Fluorescence-Based Assays
Applying a post-hoc Nemenyi’s test, we find that the performance differences are significant between all modalities except for brightfield and structure. This approach reached an average ROC-AUC of 0.744 ± 0.108 compared to the cell-feature based model at 0.726 ± 0.115. These image-based modalities were then compared against a standard structure-based approach using Extended Connectivity Fingerprints17 (labeled Structure). As described above, we observed encouraging results using a multiplexed fluorescence Cell Painting screen to capture phenotypic profiles of a library of compounds. The average performance for these 29 assays was 0.660 ± 0.094 ROC-AUC. Notably, our results align closely with the performance reported for the supervised ResNet model by Hofmarcher et al. (0.731 ± 0.19 ROC-AUC)8 and the linear probing contrastive learning model (CLOOME) recently reported on the same dataset (0.714 ± 0.20 ROC-AUC)12.
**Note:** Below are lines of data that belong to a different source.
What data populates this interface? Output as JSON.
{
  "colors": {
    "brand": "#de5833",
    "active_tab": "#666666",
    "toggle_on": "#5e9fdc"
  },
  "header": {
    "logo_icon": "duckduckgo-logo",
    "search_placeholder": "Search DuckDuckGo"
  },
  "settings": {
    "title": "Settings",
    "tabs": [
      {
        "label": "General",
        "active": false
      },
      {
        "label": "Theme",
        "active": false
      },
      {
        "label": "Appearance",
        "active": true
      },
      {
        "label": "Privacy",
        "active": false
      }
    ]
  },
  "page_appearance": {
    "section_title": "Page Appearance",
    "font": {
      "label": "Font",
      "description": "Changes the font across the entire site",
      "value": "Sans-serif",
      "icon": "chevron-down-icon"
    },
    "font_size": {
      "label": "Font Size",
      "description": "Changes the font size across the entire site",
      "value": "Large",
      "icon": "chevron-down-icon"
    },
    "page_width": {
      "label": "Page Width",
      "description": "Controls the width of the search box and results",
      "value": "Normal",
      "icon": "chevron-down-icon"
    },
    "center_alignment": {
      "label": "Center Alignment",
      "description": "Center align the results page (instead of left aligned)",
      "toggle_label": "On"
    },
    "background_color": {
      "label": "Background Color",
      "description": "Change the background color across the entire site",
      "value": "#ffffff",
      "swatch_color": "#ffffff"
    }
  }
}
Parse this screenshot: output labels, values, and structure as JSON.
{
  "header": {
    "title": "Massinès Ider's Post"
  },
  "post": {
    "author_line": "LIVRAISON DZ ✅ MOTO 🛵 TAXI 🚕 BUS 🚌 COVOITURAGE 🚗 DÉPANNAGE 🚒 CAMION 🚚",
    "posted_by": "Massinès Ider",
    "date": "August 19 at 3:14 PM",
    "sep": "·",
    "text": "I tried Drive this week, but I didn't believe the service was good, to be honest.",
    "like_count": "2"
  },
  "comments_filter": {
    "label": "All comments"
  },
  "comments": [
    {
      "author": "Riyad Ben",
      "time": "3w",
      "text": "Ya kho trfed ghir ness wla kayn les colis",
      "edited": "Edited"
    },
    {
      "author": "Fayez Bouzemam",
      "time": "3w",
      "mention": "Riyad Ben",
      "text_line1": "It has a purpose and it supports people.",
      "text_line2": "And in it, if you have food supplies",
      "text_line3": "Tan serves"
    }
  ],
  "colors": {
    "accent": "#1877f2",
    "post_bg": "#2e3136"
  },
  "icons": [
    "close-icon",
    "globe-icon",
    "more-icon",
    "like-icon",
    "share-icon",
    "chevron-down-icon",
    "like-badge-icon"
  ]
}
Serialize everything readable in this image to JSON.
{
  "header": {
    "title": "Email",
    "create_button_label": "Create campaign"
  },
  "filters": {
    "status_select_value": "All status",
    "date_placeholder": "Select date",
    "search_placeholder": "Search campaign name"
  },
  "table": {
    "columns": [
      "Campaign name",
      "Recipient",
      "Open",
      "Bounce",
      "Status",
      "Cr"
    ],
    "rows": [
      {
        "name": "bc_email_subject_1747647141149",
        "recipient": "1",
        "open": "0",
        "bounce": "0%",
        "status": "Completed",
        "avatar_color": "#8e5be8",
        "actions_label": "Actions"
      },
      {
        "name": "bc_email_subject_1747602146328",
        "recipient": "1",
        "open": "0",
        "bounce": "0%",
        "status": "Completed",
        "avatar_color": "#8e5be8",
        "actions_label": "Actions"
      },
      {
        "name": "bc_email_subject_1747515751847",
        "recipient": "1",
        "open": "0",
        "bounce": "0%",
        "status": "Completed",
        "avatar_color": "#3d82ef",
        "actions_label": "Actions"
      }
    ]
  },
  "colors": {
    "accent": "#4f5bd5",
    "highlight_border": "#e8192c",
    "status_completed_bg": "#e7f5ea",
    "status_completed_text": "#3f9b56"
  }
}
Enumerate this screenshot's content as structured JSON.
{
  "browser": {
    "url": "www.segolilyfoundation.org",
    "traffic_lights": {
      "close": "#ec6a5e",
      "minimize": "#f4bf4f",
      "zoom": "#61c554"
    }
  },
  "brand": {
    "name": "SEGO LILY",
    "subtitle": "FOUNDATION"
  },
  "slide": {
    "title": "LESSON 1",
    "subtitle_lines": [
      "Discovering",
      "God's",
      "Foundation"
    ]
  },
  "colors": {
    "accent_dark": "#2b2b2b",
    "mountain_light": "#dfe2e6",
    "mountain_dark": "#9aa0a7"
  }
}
HTS Platforms and Related Technologies
These types of approaches promise to efficiently enrich likely hit compounds into focused compound sets. One strategy to accelerate hit finding is to use computational methods to prioritize and select compounds deemed more likely to be active. Thus, there is an interest in using as biologically relevant assays as possible early in the screening cascade. This approach has the potential to reduce the size of screening campaigns, saving time and resources, and enabling primary screening with more complex assays. Identifying active compounds for a target is a time- and resource-intensive task in early drug discovery. What is a cell-based HT screening approach?
Compounds that were structurally similar, based on ECFP-4 clustering, were assigned to the same fold to measure the ability of the model to identify actives in unknown regions of the compound space. We selected a structurally diverse set of 8,300 compounds to be representative of a larger HTS screening library. Phenotypic profiles are derived from cells, tissues, or even whole organisms, and contain information on the characteristics or behaviors of these complex biological systems in response to perturbations with small molecule compounds or other drug modalities.